CONCHITA CARPIO MORALES
Associate Justice

ARTURO D. BRION
Associate Justice
MARIANO C. DEL CASTILLO
Associate Justice

ROBERTO A. ABAD
Associate Justice

A T T E S T A T I O N

I attest that the conclusions in the above Decision had been reached in consultation before the case was assigned to the writer of the opinion of the Court’s Division.

LEONARDO A. QUISUMBING
Associate Justice
Chairperson

C E R T I F I C A T I O N

Pursuant to Section 13, Article VIII of the Constitution and the Division Chairperson’s Attestation, I certify that the conclusions in the above Decision had been reached in consultation before the case was assigned to the writer of the opinion of the Court’s Division.

REYNATO S. PUNO
Chief Justice


Footnotes

1 Rollo, pp. 3-20. Penned by Associate Justice Marlene Gonzales-Sison, with Associate Justices Juan Q. Enriquez, Jr. and Vicente S.E. Veloso concurring.

2 CA rollo, pp. 30-32. Penned by Judge Nilo A. Malanyaon.

3 Records, p. 2.

4 In line with the Court’s ruling in People v.

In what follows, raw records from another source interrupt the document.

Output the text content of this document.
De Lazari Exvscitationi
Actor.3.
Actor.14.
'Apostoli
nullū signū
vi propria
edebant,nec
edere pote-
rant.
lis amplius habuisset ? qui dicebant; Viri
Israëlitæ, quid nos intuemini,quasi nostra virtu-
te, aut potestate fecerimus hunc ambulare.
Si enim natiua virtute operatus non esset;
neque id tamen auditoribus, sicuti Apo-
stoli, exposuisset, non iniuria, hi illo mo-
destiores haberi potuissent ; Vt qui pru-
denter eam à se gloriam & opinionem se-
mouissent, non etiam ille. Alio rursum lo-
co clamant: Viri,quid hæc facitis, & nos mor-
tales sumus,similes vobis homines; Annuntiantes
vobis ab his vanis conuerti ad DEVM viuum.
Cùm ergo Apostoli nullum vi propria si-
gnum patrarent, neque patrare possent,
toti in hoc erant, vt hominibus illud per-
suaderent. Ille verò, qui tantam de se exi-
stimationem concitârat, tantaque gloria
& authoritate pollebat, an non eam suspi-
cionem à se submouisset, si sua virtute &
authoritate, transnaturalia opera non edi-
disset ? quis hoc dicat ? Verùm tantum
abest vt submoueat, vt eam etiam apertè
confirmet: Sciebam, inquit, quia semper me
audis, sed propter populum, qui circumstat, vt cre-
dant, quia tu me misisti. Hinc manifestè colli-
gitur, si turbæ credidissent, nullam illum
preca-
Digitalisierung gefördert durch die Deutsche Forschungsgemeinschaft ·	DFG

Cabalquinto, G.R. No. 167693, September 19, 2006, 502 SCRA 419, 425-426, the real name of the rape victim in this case is withheld and instead fictitious initials are used to represent her. Also, the personal circumstances of the victim or any other information tending to establish or compromise her identity, as well as those of her immediate family or household members will likewise be withheld; See also Resolution dated September 19, 2006 in A.M. No. 04-11-09-SC.

5 CA rollo, p. 32.

6 An Act Prohibiting the Imposition of Death Penalty in the Philippines, approved on June 24, 2006.

7 Rollo, p. 19.

8 Id. at 28.

9 CA rollo, p. 58.

10 Id. at 61.

11 Id. at 61-62.

12 Id. at 62-63.

13 Id. at 95-97.

14 Id. at 117.

15 People v. Suyu, G.R. No. 170191, August 16, 2006, 499 SCRA 177, 202-203.

16 Rollo, p. 8.

17 SEC. 36. Objection.—Objection to evidence offered orally must be made immediately after the offer is made.

Objection to a question propounded in the course of the oral examination of a witness shall be made as soon as the grounds therefor shall become reasonably apparent.

x x x x

18 Heirs of Marcelino Doronio v. Heirs of Fortunato Doronio, G.R. No. 169454, December 27, 2007, 541 SCRA 479, 494.

19 Rollo, pp. 16-17.

20 People v. Verceles, G.R. No. 130650, September 10, 2002, 388 SCRA 515, 523.

21 People v. Bracero, G.R. No. 139529, July 31, 2001, 362 SCRA 184, 200-201.

22 An Act to Provide for an Indeterminate Sentence and Parole for All Persons Convicted of certain Crimes by the Courts of the Philippine Islands; To Create a Board of Indeterminate Sentence and to Provide Funds Therefor; and for Other Purposes (Act No. 4103, as amended), approved and effective on December 5, 1933.

23 People v. Jabiniao, Jr., G.R. No. 179499, April 30, 2008, 553 SCRA 769, 788.